Prior experience of primate neuroscience, including behavioural training and assessment, would be an advantage but is not required.
A strong academic background to PhD level is essential, and prior knowledge of motor systems neuroscience, as well as good computational and quantitative skills would be an advantage. Excellent team skills are required to liaise with the many staff members with roles in this project, and a strong commitment to animal welfare and 3Rs.
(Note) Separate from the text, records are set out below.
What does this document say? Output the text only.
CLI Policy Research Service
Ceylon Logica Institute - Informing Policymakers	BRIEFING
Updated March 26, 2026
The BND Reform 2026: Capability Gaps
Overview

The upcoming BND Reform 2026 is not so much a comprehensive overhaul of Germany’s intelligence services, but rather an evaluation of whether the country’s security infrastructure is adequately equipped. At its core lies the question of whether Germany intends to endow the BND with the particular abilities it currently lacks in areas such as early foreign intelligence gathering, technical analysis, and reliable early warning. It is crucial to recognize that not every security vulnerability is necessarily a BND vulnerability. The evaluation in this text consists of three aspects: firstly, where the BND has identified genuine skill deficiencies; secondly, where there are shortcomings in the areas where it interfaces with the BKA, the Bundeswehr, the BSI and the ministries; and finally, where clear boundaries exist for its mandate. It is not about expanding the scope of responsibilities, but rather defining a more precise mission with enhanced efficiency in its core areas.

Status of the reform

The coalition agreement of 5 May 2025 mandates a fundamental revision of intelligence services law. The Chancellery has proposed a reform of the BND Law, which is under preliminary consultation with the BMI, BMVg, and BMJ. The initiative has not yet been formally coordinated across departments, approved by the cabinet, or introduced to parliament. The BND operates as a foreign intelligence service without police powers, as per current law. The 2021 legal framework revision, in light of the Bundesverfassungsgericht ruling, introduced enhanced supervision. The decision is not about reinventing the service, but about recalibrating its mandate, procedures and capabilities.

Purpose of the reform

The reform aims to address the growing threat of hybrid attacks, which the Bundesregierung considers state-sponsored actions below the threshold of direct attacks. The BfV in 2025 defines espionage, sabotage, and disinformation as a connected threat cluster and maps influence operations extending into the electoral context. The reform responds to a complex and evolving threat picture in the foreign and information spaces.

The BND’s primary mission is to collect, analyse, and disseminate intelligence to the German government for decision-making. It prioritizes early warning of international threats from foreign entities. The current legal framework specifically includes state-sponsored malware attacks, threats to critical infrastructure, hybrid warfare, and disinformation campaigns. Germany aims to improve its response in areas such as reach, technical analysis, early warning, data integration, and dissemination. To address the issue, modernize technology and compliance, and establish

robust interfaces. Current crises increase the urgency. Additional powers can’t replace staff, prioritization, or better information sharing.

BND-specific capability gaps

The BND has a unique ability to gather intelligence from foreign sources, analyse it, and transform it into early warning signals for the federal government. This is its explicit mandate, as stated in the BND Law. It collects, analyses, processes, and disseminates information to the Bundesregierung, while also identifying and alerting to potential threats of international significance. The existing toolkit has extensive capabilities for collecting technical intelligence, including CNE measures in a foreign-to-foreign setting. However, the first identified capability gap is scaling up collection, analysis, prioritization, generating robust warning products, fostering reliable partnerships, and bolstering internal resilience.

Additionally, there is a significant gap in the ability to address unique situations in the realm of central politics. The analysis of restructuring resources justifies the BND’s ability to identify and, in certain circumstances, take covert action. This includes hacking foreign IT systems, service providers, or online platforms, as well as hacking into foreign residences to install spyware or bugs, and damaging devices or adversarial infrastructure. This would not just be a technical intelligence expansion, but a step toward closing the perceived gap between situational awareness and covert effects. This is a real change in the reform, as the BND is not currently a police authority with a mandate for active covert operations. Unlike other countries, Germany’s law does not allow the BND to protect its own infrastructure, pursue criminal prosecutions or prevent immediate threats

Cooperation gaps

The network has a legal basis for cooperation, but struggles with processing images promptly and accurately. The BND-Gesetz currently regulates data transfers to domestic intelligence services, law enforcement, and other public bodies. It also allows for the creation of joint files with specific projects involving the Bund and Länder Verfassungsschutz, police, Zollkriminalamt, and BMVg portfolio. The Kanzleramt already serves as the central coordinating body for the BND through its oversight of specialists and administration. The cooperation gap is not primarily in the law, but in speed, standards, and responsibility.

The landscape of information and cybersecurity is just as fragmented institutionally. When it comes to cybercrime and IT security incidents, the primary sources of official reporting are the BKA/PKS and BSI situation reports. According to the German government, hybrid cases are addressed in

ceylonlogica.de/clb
About Newcastle University Institute of Neuroscience
Our research is on the control of movement by the brain and spinal cord. We all take precisely coordinated, effortless movements for granted, but movement requires complex, fast information processing. Patients whose motor systems have been affected by disease soon realise how difficult this is.
We have a special focus on the role of synchronous oscillations in the motor system, and sub-cortic...al systems for motor control. Research questions are investigated using a wide range of techniques, including experiments with in vivo systems, normal human volunteers and patients with neurological disorders. We are committed to the development of novel analytical methods to interpret experimental data. We also use computational modelling to investigate the complex, multi-component neural systems involved.
Most of our work is basic research - we are trying to understand how the brain controls movement in healthy individuals. This is a worthwhile challenge in itself. However, this knowledge is very likely to lead to new understanding of what goes wrong in disease. We have several collaborations with clinicians in Newcastle and overseas which allow us to exploit opportunities to apply our work as they arise.